Kuantum Ölçümler Enformasyonu Yok Ediyor mu?
|Kuantum fiziğinde atomlarla parçacıklar çok küçük ve hassastır. Bir atomu ölçerken hızı ve momentumunu az da olsa değiştirmek kaçınılmazdır. Peki kuantum ölçümler enformasyonu yok ediyor mu? Bu fizikte çok önemli bir soru. Laboratuarda ölçtüğümüz şeyleri yok ediyorsak bilimsel teorilerimizi nasıl test ediyor ve yeni şeyler öğrenebiliyoruz? Peki kuantum ölçümlerin enformasyonu yok ediyor olması ihtimaliyle kara deliklerin yuttuğu cisimlerin bilgisini silmesinden kaynaklanan enformasyon paradoksu aynı şey mi? Kuantum enformasyonu elektron spiniyle görelim:
Kuantum ölçümler ve enerji
Enformasyon evrendeki atomlar ve parçacıkların konumuyla hızı gibi bilgilerdir. Bu yüzden enformasyon enerjiyle ve fiziğin temeli olup enerjinin yok edilmesini yasaklayan enerjinin korunumu yasasıyla yakından ilgilidir. Neden derseniz görelilik teorisinde kütle enerjiden türeyen bir özelliktir ve fotonların kütlesi olmasa bile momentumu vardır. Hatta fotonlar momentum aktarımı yoluyla ışık yelkenlerini itebilir! 😮 Bu yüzden enformasyonu enerjiden ayırmak imkansız gibidir.

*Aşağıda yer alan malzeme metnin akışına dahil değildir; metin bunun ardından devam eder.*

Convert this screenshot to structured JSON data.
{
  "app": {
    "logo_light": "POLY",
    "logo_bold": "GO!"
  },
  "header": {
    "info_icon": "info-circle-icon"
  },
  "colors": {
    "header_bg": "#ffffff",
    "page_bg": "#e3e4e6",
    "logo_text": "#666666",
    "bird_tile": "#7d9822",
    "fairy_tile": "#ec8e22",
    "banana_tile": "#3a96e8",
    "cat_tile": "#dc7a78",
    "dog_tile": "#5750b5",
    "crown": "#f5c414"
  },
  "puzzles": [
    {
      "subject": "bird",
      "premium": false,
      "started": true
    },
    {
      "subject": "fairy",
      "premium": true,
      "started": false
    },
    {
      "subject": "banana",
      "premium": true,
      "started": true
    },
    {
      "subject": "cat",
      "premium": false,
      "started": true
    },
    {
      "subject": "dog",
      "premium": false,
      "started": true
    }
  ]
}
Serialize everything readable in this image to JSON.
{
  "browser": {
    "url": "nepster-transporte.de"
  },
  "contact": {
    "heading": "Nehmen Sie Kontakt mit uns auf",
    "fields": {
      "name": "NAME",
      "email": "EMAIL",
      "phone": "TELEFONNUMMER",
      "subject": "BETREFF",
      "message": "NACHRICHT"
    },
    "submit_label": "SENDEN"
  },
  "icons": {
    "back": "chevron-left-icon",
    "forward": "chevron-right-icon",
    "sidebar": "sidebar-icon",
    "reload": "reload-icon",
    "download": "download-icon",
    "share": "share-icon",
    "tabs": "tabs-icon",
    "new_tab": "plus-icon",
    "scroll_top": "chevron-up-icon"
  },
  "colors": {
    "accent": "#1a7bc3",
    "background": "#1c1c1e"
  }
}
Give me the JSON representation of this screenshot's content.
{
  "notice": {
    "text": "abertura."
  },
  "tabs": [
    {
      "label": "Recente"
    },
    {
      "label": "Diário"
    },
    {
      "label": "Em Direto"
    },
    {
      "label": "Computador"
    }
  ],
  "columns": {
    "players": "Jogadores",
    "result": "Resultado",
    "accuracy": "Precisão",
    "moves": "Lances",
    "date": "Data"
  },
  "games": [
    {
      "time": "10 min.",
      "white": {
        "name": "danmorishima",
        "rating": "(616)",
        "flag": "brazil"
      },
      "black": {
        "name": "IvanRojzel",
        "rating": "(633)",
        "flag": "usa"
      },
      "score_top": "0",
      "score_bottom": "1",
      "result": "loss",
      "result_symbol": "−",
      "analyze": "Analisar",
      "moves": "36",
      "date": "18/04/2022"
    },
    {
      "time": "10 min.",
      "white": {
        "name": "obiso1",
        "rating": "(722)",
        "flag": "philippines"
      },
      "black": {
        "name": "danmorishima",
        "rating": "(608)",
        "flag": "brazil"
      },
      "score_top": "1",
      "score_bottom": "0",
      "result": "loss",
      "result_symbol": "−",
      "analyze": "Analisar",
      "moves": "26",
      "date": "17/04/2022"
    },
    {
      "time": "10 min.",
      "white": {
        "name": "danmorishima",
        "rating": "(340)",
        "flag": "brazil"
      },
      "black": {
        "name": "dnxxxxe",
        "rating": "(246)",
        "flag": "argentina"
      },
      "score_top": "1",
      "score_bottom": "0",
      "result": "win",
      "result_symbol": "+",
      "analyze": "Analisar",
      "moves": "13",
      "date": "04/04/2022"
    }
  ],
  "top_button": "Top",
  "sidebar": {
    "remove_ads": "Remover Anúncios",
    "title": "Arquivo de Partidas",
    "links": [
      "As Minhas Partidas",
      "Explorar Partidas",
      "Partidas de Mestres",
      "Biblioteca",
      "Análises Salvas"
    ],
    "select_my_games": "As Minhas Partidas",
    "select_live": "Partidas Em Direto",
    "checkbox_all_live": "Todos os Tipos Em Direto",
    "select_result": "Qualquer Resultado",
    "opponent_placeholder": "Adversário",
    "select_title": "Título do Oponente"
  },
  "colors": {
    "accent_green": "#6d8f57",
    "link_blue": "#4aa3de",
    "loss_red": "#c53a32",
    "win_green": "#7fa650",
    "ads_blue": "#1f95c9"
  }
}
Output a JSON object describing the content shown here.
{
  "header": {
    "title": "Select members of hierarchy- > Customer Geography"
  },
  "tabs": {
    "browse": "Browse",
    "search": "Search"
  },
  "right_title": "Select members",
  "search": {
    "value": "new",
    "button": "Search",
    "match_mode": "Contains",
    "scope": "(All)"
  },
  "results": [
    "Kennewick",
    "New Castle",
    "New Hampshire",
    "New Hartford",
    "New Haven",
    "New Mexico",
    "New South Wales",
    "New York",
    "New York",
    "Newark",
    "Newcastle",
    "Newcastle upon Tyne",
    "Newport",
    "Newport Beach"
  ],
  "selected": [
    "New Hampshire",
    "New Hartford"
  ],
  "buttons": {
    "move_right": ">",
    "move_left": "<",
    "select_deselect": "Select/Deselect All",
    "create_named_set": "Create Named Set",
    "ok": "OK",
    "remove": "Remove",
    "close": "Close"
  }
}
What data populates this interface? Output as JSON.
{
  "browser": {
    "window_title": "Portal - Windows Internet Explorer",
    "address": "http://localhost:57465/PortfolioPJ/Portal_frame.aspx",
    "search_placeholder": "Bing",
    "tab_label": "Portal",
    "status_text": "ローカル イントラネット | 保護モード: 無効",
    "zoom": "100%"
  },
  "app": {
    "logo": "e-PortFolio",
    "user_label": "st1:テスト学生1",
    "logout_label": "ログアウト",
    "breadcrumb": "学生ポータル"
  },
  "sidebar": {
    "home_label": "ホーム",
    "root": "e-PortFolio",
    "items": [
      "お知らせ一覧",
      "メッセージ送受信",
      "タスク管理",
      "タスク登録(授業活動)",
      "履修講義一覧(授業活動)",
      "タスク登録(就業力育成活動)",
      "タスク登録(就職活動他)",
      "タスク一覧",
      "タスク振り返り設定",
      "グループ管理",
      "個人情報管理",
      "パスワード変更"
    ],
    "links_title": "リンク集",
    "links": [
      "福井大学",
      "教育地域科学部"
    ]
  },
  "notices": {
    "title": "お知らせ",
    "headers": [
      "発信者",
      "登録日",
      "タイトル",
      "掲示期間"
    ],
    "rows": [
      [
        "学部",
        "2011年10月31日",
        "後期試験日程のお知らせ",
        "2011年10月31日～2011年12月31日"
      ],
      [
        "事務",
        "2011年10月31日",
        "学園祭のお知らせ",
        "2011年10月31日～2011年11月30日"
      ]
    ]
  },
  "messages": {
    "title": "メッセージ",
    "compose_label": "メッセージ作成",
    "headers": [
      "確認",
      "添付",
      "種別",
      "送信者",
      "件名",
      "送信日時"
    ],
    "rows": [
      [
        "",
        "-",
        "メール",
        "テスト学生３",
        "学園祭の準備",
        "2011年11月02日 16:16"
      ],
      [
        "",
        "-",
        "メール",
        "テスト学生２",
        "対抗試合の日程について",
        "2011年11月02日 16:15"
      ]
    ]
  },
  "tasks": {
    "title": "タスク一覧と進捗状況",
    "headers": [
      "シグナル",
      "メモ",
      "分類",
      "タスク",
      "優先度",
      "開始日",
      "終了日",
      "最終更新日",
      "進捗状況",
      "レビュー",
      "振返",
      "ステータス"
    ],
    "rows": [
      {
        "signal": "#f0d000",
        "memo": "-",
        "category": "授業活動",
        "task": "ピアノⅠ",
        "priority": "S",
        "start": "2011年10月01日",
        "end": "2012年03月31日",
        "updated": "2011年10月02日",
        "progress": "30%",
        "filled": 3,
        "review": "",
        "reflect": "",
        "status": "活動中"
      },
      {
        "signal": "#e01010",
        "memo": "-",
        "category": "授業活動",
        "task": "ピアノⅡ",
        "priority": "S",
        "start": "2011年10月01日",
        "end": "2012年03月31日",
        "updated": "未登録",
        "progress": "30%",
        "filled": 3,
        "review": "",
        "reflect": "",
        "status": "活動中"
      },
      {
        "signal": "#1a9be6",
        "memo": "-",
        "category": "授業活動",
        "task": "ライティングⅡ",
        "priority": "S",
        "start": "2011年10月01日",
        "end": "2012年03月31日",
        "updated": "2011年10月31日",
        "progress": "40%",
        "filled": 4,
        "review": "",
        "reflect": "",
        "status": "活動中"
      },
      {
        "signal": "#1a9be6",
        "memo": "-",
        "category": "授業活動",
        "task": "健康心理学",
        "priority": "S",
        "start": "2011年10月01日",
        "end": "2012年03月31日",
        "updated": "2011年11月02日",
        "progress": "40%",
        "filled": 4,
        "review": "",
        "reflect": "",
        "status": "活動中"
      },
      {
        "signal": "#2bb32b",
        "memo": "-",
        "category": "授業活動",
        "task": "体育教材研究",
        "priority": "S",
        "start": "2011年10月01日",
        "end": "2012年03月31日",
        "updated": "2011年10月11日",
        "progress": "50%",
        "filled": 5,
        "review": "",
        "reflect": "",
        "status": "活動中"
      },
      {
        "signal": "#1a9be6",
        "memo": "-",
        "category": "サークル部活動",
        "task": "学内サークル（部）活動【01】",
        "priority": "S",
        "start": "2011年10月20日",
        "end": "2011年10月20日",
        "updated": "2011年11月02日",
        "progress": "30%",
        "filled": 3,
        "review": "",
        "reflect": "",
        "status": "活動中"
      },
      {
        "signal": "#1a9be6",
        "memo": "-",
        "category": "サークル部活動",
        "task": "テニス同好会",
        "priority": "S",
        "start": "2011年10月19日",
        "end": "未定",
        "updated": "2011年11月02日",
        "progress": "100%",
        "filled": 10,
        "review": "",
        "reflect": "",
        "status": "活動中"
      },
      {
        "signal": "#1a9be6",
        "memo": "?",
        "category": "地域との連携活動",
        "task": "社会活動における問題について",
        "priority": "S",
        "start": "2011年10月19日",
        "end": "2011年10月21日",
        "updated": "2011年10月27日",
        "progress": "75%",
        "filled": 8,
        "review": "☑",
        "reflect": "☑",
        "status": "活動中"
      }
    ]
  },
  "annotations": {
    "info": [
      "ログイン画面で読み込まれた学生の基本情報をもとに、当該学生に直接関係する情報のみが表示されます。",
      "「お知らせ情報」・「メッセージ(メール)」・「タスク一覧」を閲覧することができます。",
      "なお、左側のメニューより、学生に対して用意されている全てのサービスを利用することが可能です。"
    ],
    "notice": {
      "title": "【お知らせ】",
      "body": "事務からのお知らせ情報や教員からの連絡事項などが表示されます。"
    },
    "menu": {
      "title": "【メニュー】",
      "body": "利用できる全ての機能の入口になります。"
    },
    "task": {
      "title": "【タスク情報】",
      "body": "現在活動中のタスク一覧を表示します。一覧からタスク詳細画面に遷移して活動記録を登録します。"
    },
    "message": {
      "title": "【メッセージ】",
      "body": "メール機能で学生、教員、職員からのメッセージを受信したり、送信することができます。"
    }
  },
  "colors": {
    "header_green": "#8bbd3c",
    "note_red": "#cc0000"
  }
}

Üstelik yine fiziğin temeli olan termodinamik yasalarında geçen entropiyi de enformasyon cinsinden yazabiliriz. Nitekim entropi artışının iki tanımı vardır: 1) Entropi artışını evrende yararlı iş yapmak için kullanılabilecek enerjinin azalması olarak gösterebiliriz. 2) Bu artışı caddeye yayılan sigara kokusunun kimden geldiğini anlamanın zor olması gibi bir fiziksel sistemin geçmişini gösteren bilgiyi açığa çıkarmanın gittikçe zorlaşması olarak da tanımlayabiliriz (Bkz. Neden geleceği hatırlayamıyoruz?).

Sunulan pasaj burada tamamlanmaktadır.